In 2016 Representative Marc Roberts sponsored a bill similar to the one passed in Wyoming. This would allow the direct legal sale of raw milk, raw chicken, eggs, produce, and home-processed products from the producer to the consumer.

This bill saw a LOT of controversy and a ridiculous amount of political bull—I mean, game-playing. But we’ll get to that in a later post.

Here are some of the arguments, supported and pushed by the Utah Farm Bureau and the Utah Department of Agriculture and Food, that we heard throughout the process.

Opposing Claim: Consumers may accidentally purchase these products, unaware of possible danger.

Fact: (Quotes from HB 144)

1 – Sales can only occur “between a producer, or producer’s agent, and an informed end consumer.”

2 – Sales can only occur “at farms, ranches, farmers markets, homes, offices…”

3 – “Food or food products may not be sold to, or used by, a restaurant or commercial establishment.”


Opposing Claim: This bill would open the whole food system to de-regulation.

Fact: (Quotes from HB 144) While the bill will reduce the involvement of the government in the way of regulations and inspections, the end consumer:

1 – “Are to be informed that the product is not certified, licensed, regulated, or inspected by the state.”

2 – Are “the last individual to purchase product.”

3 – Purchase products only “for home consumption.”

4 – Cannot “resell the product.”

5 – Products sold in stores to common consumers will still fall under all state and federal regulation, certification, and inspection requirements.


Opposing Claim: This bill isn’t a food freedom act, it’s a “Food-Safety Freedom Act” (UDAF).

Fact: Large corporations are more dangerous than small producers.

1 – Wyoming and Virginia have both already enacted a food freedom act. There have been no reported food-recalls.

2 – In 2015 alone there were thousands of recalls from large-corporations nation-wide. -FDA Archives.

3 – In the unlikely event of a foodborne illness outbreak caused by food from a local source, the outbreak will be localized and easy to treat and address. (And then the producer will likely go under because of a poor reputation).

4 – Pete Kennedy at the Farm to Consumer Legal Defense Fund provided a letter for a bill going before the Indiana State Legislature stating that nationally there are no recorded cases of foodborne illness from exempted poultry [local uninspected producers running under a federal exemption UDAF doesn’t accept] in the nearly five decades the law has been in place.

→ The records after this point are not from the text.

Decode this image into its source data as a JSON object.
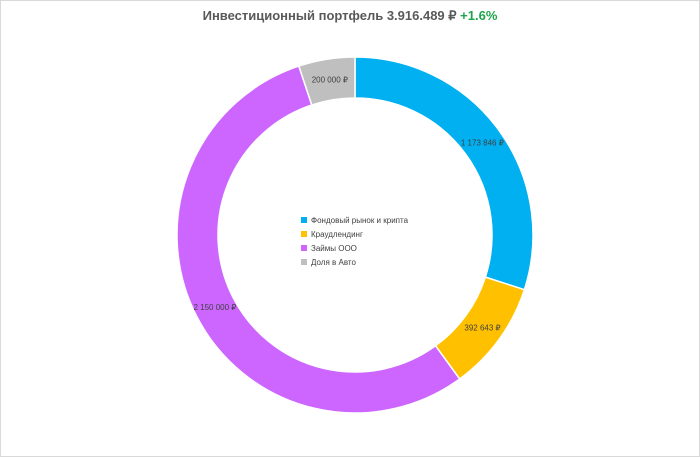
{
  "title": {
    "main": "Инвестиционный портфель 3.916.489 ₽",
    "change": "+1.6%"
  },
  "chart_data": {
    "type": "pie",
    "variant": "doughnut",
    "categories": [
      "Фондовый рынок и крипта",
      "Краудлендинг",
      "Займы ООО",
      "Доля в Авто"
    ],
    "values": [
      1173846,
      392643,
      2150000,
      200000
    ],
    "value_labels": [
      "1 173 846 ₽",
      "392 643 ₽",
      "2 150 000 ₽",
      "200 000 ₽"
    ],
    "colors": [
      "#00b0f0",
      "#ffc000",
      "#cc66ff",
      "#bfbfbf"
    ],
    "legend_position": "center",
    "start_angle_deg": 0,
    "direction": "clockwise"
  }
}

One state representative commented that we cannot trust our neighbors to not find themselves short of funds, run out back to slaughter a chicken, and run it across the road to sell it. I don’t know about you, but I don’t know many people who are willing to slaughter a chicken (it’s not as fun or profitable as it sounds) and I don’t know that many consumers who would be willing to buy a random dead chicken that the neighbors just brought over.

However, UDAF and our state senators and representatives are certain that the average consumer cannot be trusted to choose healthy options. Although we were smart enough to elect them to office, we cannot be smart enough to know how to vent our own food sources. Isn’t it comforting to know how much faith they have in us?